Books

'The Circle' Makes Us Rethink Social Media

by Claire Luchette

You open a tab and type "g." You press the down arrow. You press Enter. You open a new tab during the 2.3 seconds of loading. In this new tab, you type "f" and press the down arrow and press Enter. You have two notifications. You Like both. You go back to the first tab. You Reply to the first three emails, one from your father and two from coworkers whose last names you notice but will never remember. Every email is signed, "All the best." You do this all day, taking a break at 12:30 to eat lunch alone, maybe in the private room in the office with a door that locks. During lunch, you check your email on your phone seven times and Snapchat your noodles to 15 people.

Does this sound like you? Don't open another tab until you read Dave Eggers' The Circle. Set in the future but unnervingly similar to the present, Eggers' novel imagines the dystopia that awaits when the boundaries between private and public knowledge are erased. Mae Holland, an ambitious and bright recent graduate, is thrilled to start working at The Circle, a fictional conglomerate of all social media and tech companies. The Circle has "subsumed Facebook, Twitter, [and] Google," and the company headquarters are perched on an enormous, beautiful campus, complete with dormitories, a bowling alley, and a grocery store, along with everything else workers could ever hope for.

Mae finds out she's very good at her job, which consists of answering consumers' questions and asking them to rate her helpfulness. The time she spends outside of work kayaking or visiting her parents decreases as she continues at The Circle. She's asked to participate more at work — attend events, be active on social media platforms, answer questions about her consumer choices. As she takes on more tasks, she acquires more screens; by the end of the book, she has nine screens on which to communicate and share information. At The Circle, you're ranked for participation, and Mae maintains excellent performance by zinging, commenting, sharing people's stuff.

But as she participates more in the public realm of The Circle, Mae's private life becomes increasingly strangled. She can't get through a conversation with her parents or ex-boyfriend without snapping and sharing a photo or reading aloud a stranger's message. She can't have a conversation with her long-time friend and coworker Annie without Annie worrying that the whole world will know her secrets. Her friendships and relationships with strangers around the world take precedence, and Mae can't sleep at night without word from the Web: a response to an email, a re-zing, a Smile. She's addicted to the feedback loop and cycle of affirmation that The Circle has created.

The character of Mae, whose personality is not remarkable or very complex, is an easy figure to identify with but also judge. One of the most resonant scenes occurs when her ex-boyfriend expresses his criticism of her new job.

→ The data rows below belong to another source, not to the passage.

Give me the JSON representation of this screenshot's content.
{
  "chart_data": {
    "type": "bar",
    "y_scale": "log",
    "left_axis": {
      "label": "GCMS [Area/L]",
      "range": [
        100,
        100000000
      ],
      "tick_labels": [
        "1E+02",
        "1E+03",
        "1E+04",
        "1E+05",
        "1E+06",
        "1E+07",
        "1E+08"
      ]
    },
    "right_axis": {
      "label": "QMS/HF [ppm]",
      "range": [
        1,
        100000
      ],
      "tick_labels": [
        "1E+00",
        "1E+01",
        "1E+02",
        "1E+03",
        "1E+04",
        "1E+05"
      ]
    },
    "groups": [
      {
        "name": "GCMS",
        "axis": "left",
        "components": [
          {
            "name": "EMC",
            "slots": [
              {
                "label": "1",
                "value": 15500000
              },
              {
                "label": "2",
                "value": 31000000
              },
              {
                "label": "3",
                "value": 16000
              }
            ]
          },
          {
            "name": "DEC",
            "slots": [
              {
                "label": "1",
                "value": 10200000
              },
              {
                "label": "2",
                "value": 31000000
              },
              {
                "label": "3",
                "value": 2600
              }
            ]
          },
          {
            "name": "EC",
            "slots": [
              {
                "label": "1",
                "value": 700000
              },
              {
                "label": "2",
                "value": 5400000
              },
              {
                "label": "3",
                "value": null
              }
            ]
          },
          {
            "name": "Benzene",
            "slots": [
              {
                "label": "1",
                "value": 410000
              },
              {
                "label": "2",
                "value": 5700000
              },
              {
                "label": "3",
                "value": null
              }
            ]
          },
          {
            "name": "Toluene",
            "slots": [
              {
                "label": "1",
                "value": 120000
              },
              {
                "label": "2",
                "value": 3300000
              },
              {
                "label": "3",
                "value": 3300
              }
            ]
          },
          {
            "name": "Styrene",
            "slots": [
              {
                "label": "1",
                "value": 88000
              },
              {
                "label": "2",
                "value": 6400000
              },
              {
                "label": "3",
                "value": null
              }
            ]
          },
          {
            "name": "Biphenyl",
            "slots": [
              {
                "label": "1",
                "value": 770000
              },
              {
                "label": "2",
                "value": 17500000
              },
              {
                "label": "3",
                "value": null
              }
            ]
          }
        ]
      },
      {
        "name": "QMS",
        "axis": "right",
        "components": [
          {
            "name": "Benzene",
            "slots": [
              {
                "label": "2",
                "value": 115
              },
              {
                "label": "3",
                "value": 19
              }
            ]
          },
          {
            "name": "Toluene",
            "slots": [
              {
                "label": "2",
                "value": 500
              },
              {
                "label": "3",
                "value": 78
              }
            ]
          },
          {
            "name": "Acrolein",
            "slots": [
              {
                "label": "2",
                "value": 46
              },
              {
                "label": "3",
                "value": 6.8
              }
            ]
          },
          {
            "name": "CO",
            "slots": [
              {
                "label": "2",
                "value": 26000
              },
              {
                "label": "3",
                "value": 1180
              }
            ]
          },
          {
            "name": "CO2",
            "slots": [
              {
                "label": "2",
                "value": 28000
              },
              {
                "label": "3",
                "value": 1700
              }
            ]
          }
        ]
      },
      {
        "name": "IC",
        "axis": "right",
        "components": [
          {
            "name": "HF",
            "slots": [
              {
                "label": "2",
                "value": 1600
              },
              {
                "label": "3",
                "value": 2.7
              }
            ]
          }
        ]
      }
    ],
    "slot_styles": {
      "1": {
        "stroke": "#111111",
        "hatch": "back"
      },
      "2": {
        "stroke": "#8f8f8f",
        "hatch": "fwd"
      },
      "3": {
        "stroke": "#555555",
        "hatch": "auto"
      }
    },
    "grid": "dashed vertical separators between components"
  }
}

You know what I think, Mae? I think you think that sitting at your desk, frowning and smiling somehow makes you think you're actually living some fascinating life. You comment on things, and that substitutes for doing them. You look at pictures of Nepal, push a smile button, and you think that's the same as going there. I mean, what would happen if you actually went? ... Mae, do you realize how incredibly boring you've become?

Cord: struck.

Remember the final scene in The Social Network? Zuckerburg's ex-good friend Eduardo is suing him for shares of Facebook's profit, and after deliberations one day, he sits, alone, refreshing the Facebook page of an ex-girlfriend who he just sent a friend request to. Money, Sean Parker, and one million strangers have replaced the friends he had at the beginning of the movie.

Social media is making us anti-social, addicted to a fabricated, meaningless, and self-perpetuating cycle of feedback. Our typed conversations are imitations of the real thing. Our Internet selves sometimes outshine our real selves: wittier, more interesting, more active and aware. They're easier to maintain and show off.

Where do our Internet selves and real selves start and end, though? At one point, The Circle comes up with a motto: "Privacy is Theft." The statement gives the reader pause for heavy thinking. Is privacy selfish? What do we gain from the privacy we maintain? When Mae loses her privacy, she is no longer impulsive. She has to think twice before swearing, eating junk food, making rash decisions. Is she better off?

Eggers' book brings up issues and themes that we usually acknowledge but mark as "Unread" and plan to come back to later. But you can't Archive this. The Circle demands your attention and careful response now.